Hank, as he was better known by his family and friends, was born to Obediah and Hannah Mariah (Dening) Armstrong on March 5, 1890 at Rigby, Idaho.
His mother died when Hank was three days old and his father married Phebe Jane wood. She raised him and his brother Frank and sisters Emilie and Hazel as her own. Obediah and Phebe had eight children, among them Irene and Belle. Irene was my mother.
In the spring of 1902 at the age of twelve he moved from Rigby, Idaho to Alberta, Canada with his dad and stepmother, Phebe Jane. Hank and his brother, Frank, rode horseback bringing the cattle.
It was raining when they arrived at the U.S.Canada border at Taylorville, and they were stranded there for three days. My mother, Irene (Armstrong) Henrie, told me that everything inside and outside the tent was soaked. She said it was the most miserable time she had ever spent.
They stayed in Taylorville the first winter after arriving in Canada. They rented an old shack that their mother, Phebe, called poverty shack.
Irene tells of one of the old shacks in which they lived. It had two rooms with a kind of pantry hall between them. She said that when they woke up one morning after it had been blizzarding all night, the snow had drifted into this narrow hallway, and it was filled right to the top. The only thing they had to dig it out with was a coal shovel.
The family moved back to Idaho in the fall of 1908 and Hank stayed on in Alberta and went to work for the Eldridge Ranch. He was foreman there for about eighteen years. He was also foreman at the Joe Peters Ranch and lived in the old rock house just above the Milk River in Whiskey Gap. His sisters, Irene and Belle cooked for him at this ranch.
Hank also had a homestead in the Ross Lake area, near the Jim Smith farm, where Dean Berezay now lives. He had it for several years and then sold it.
He well knew about cattle and horses. It was said that Hank had the best saddle horses in the country, and his team and buggy was just as good.
Hank was a medium sized man with brown eyes and light brown hair. He was proud and gentle, and respected all. Gene Plunet tells of him going to his folks' house to court the school teachers who boarded there. He said that never once was he anything but a gentleman and a good friend. He used to look forward for him to come. Gene said Hank was a friendly person, and a friend to everyone. The kids of the community looked up to him and respected him highly.
Cyril Nelson says that Hank had a few bad traits, but his good ones offset the bad ones. He says that he was the biggest hearted guy that he ever knew, and that you never saw Hank when he didn't have his pockets full of candy. He told of how Robert, his brother, always got his cap for him to put the candy in, and it was always a couple of handsful. There wasn't a stingy thing about him and he was a money-maker and very ambitious.
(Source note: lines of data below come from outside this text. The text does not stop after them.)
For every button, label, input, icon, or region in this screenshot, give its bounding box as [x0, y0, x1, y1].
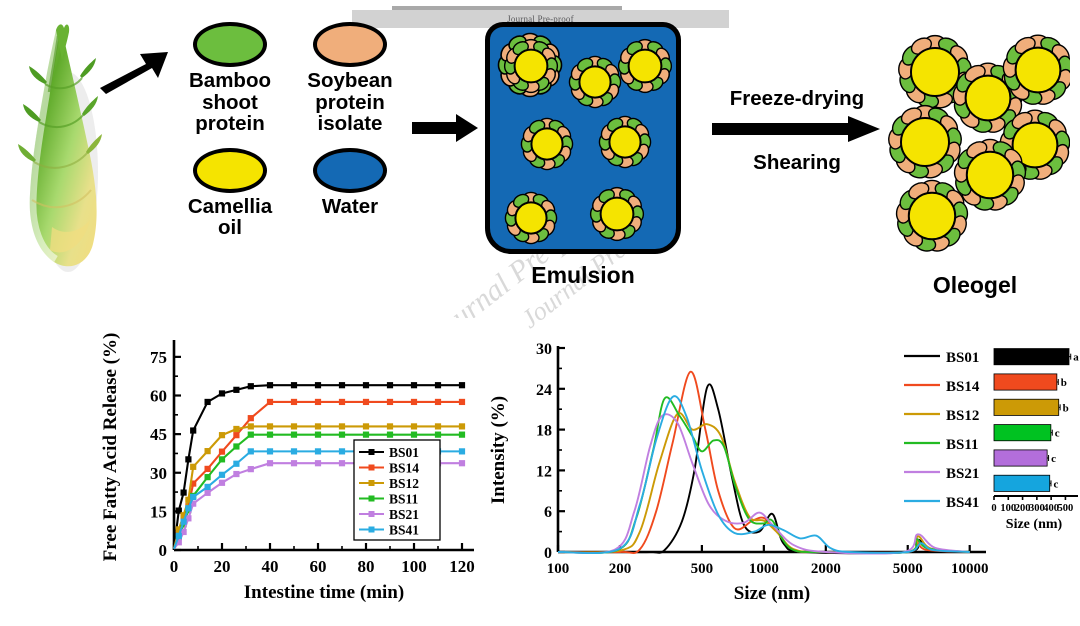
ing-line: protein	[307, 93, 392, 114]
chart-legend: BS01BS14BS12BS11BS21BS41	[354, 440, 440, 540]
y-tick-label: 0	[159, 541, 168, 560]
process-label-top: Freeze-drying	[712, 88, 882, 111]
data-point	[267, 399, 273, 405]
data-point	[435, 382, 441, 388]
data-point	[233, 461, 239, 467]
y-tick-label: 30	[150, 464, 167, 483]
legend-label: BS11	[389, 492, 419, 507]
bar-annotation: c	[1051, 453, 1056, 465]
data-point	[339, 399, 345, 405]
bar-BS41	[994, 475, 1050, 491]
legend-label: BS12	[389, 476, 419, 491]
ingredient-legend: Bamboo shoot protein Soybean protein iso…	[170, 22, 410, 240]
x-tick-label: 10000	[951, 561, 989, 577]
data-point	[233, 432, 239, 438]
legend-label: BS01	[389, 445, 419, 460]
emulsion-vessel	[485, 22, 681, 254]
data-point	[291, 399, 297, 405]
emulsion-caption: Emulsion	[485, 262, 681, 289]
data-point	[205, 399, 211, 405]
bar-BS14	[994, 374, 1057, 390]
bar-BS01	[994, 349, 1069, 365]
ing-line: Water	[322, 197, 378, 218]
mean-size-bar-chart: abbccc0100200300400500Size (nm)	[991, 349, 1079, 532]
data-point	[233, 387, 239, 393]
data-point	[219, 390, 225, 396]
y-axis-label: Free Fatty Acid Release (%)	[100, 333, 121, 562]
data-point	[205, 448, 211, 454]
x-tick-label: 120	[449, 557, 475, 576]
data-point	[411, 432, 417, 438]
data-point	[315, 448, 321, 454]
data-point	[339, 460, 345, 466]
data-point	[459, 423, 465, 429]
bar-BS12	[994, 399, 1059, 415]
x-tick-label: 60	[310, 557, 327, 576]
data-point	[205, 490, 211, 496]
x-tick-label: 2000	[811, 561, 841, 577]
camellia-oil-swatch	[193, 148, 267, 193]
series-BS11	[558, 397, 970, 553]
data-point	[435, 432, 441, 438]
data-point	[233, 426, 239, 432]
data-point	[339, 432, 345, 438]
x-tick-label: 500	[691, 561, 714, 577]
ing-line: isolate	[307, 114, 392, 135]
water-swatch	[313, 148, 387, 193]
bar-BS11	[994, 425, 1051, 441]
series-BS21	[558, 414, 970, 553]
data-point	[315, 399, 321, 405]
data-point	[185, 456, 191, 462]
ingredient-camellia-oil: Camellia oil	[170, 148, 290, 240]
data-point	[291, 382, 297, 388]
soybean-protein-isolate-swatch	[313, 22, 387, 67]
data-point	[219, 480, 225, 486]
legend-label: BS14	[389, 461, 419, 476]
data-point	[459, 448, 465, 454]
particle-size-chart: 061218243010020050010002000500010000Size…	[486, 330, 1080, 620]
x-tick-label: 100	[401, 557, 427, 576]
data-point	[185, 505, 191, 511]
ing-line: protein	[189, 114, 271, 135]
data-point	[459, 460, 465, 466]
series-BS12	[558, 413, 970, 553]
y-tick-label: 30	[536, 341, 552, 358]
data-point	[387, 432, 393, 438]
x-tick-label: 0	[170, 557, 179, 576]
data-point	[315, 382, 321, 388]
ing-line: Camellia	[188, 197, 272, 218]
data-point	[205, 484, 211, 490]
data-point	[248, 432, 254, 438]
bar-x-tick: 0	[991, 503, 996, 514]
data-point	[267, 432, 273, 438]
data-point	[181, 489, 187, 495]
bar-BS21	[994, 450, 1047, 466]
data-point	[363, 423, 369, 429]
data-point	[181, 519, 187, 525]
ingredient-water: Water	[290, 148, 410, 240]
data-point	[411, 382, 417, 388]
data-point	[233, 471, 239, 477]
data-point	[315, 432, 321, 438]
data-point	[411, 399, 417, 405]
data-point	[248, 466, 254, 472]
series-BS01	[558, 384, 970, 553]
arrow-ingredients-to-emulsion	[412, 112, 480, 146]
data-point	[190, 464, 196, 470]
arrow-freeze-drying	[712, 116, 882, 142]
x-tick-label: 80	[358, 557, 375, 576]
ingredient-bamboo-shoot-protein: Bamboo shoot protein	[170, 22, 290, 136]
data-point	[233, 443, 239, 449]
legend-label: BS14	[946, 379, 980, 395]
legend-label: BS12	[946, 408, 979, 424]
x-axis-label: Intestine time (min)	[244, 582, 404, 603]
legend-label: BS11	[946, 437, 979, 453]
data-point	[190, 494, 196, 500]
data-point	[248, 415, 254, 421]
legend-label: BS21	[946, 466, 979, 482]
y-tick-label: 15	[150, 502, 167, 521]
series-BS41	[558, 396, 970, 553]
data-point	[459, 399, 465, 405]
x-axis-label: Size (nm)	[734, 583, 811, 604]
graphical-abstract: Journal Pre-proof Journal Pre-proof Jour…	[0, 0, 1080, 626]
x-tick-label: 100	[547, 561, 570, 577]
arrow-bamboo-to-ingredients	[96, 48, 172, 98]
data-point	[219, 472, 225, 478]
y-tick-label: 45	[150, 425, 167, 444]
y-tick-label: 60	[150, 387, 167, 406]
data-point	[459, 432, 465, 438]
data-point	[315, 460, 321, 466]
x-tick-label: 20	[214, 557, 231, 576]
data-point	[459, 382, 465, 388]
data-point	[291, 423, 297, 429]
bar-annotation: c	[1054, 478, 1059, 490]
y-tick-label: 75	[150, 348, 167, 367]
bamboo-shoot-protein-swatch	[193, 22, 267, 67]
data-point	[315, 423, 321, 429]
legend-label: BS41	[389, 523, 419, 538]
ffa-release-chart: 01530456075020406080100120Intestine time…	[96, 318, 486, 618]
process-label-bottom: Shearing	[712, 152, 882, 175]
data-point	[363, 432, 369, 438]
ing-line: oil	[188, 218, 272, 239]
y-tick-label: 6	[544, 504, 552, 521]
bar-x-tick: 500	[1058, 503, 1074, 514]
x-tick-label: 200	[609, 561, 632, 577]
data-point	[435, 399, 441, 405]
y-tick-label: 18	[536, 423, 552, 440]
data-point	[205, 474, 211, 480]
y-tick-label: 0	[544, 545, 552, 562]
data-point	[387, 423, 393, 429]
emulsion-droplet	[887, 105, 962, 180]
data-point	[219, 432, 225, 438]
data-point	[291, 432, 297, 438]
data-point	[411, 423, 417, 429]
x-tick-label: 1000	[749, 561, 779, 577]
data-point	[291, 460, 297, 466]
data-point	[267, 382, 273, 388]
legend-label: BS21	[389, 507, 419, 522]
oleogel-caption: Oleogel	[880, 272, 1070, 299]
legend-label: BS01	[946, 350, 979, 366]
data-point	[435, 423, 441, 429]
bar-annotation: a	[1073, 352, 1079, 364]
data-point	[248, 448, 254, 454]
emulsion-droplets	[490, 27, 676, 249]
ing-line: Soybean	[307, 71, 392, 92]
ing-line: shoot	[189, 93, 271, 114]
data-point	[248, 423, 254, 429]
x-tick-label: 40	[262, 557, 279, 576]
data-point	[387, 382, 393, 388]
data-point	[267, 423, 273, 429]
data-point	[176, 533, 182, 539]
data-point	[363, 382, 369, 388]
data-point	[248, 383, 254, 389]
bar-x-axis-label: Size (nm)	[1006, 517, 1063, 532]
data-point	[219, 449, 225, 455]
oleogel-droplet-cluster	[880, 20, 1070, 270]
process-step: Freeze-drying Shearing	[712, 88, 882, 174]
ing-line: Bamboo	[189, 71, 271, 92]
data-point	[339, 448, 345, 454]
data-point	[219, 456, 225, 462]
data-point	[267, 460, 273, 466]
data-point	[190, 427, 196, 433]
legend-label: BS41	[946, 495, 979, 511]
data-point	[205, 466, 211, 472]
x-tick-label: 5000	[893, 561, 923, 577]
bar-annotation: c	[1055, 428, 1060, 440]
y-axis-label: Intensity (%)	[488, 396, 509, 504]
data-point	[267, 448, 273, 454]
data-point	[387, 399, 393, 405]
data-point	[339, 382, 345, 388]
y-tick-label: 12	[536, 463, 552, 480]
bar-annotation: b	[1061, 377, 1067, 389]
data-point	[363, 399, 369, 405]
data-point	[291, 448, 297, 454]
ingredient-soybean-protein-isolate: Soybean protein isolate	[290, 22, 410, 136]
data-point	[339, 423, 345, 429]
bar-annotation: b	[1063, 402, 1069, 414]
y-tick-label: 24	[536, 382, 552, 399]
My dad, Ellis Henrie, tells of a time when he first built the barn. It was a large building with a hayloft. After it was finished they decided to have a barn dance. This was on Dominion Day so he tells. There was a creek that ran behind this barn which was full of water.
Anyway, here came Hank and some of his buddies (feeling no pain). They decided to jump the creek on their horses. They jumped into this creek and went nearly out of sight. Old Hank never did lace up his shoes and he lost one in the creek and they couldn't find it. So he danced all night in a pair of Dad's gum boots. When morning came, Hank fried eggs for all the gang.
Hank returned to the United States and went to Long Beach, California. He married Annie Elizabeth Mernaugh. They adopted a little girl. Hank farmed and had some dairy cattle and raised chickens.
Annie died January 10, 1942 and is buried in the Holy Cross Cemetery, West Los Angeles, California.
Hank died July 7, 1952, and is buried in Torrance, California.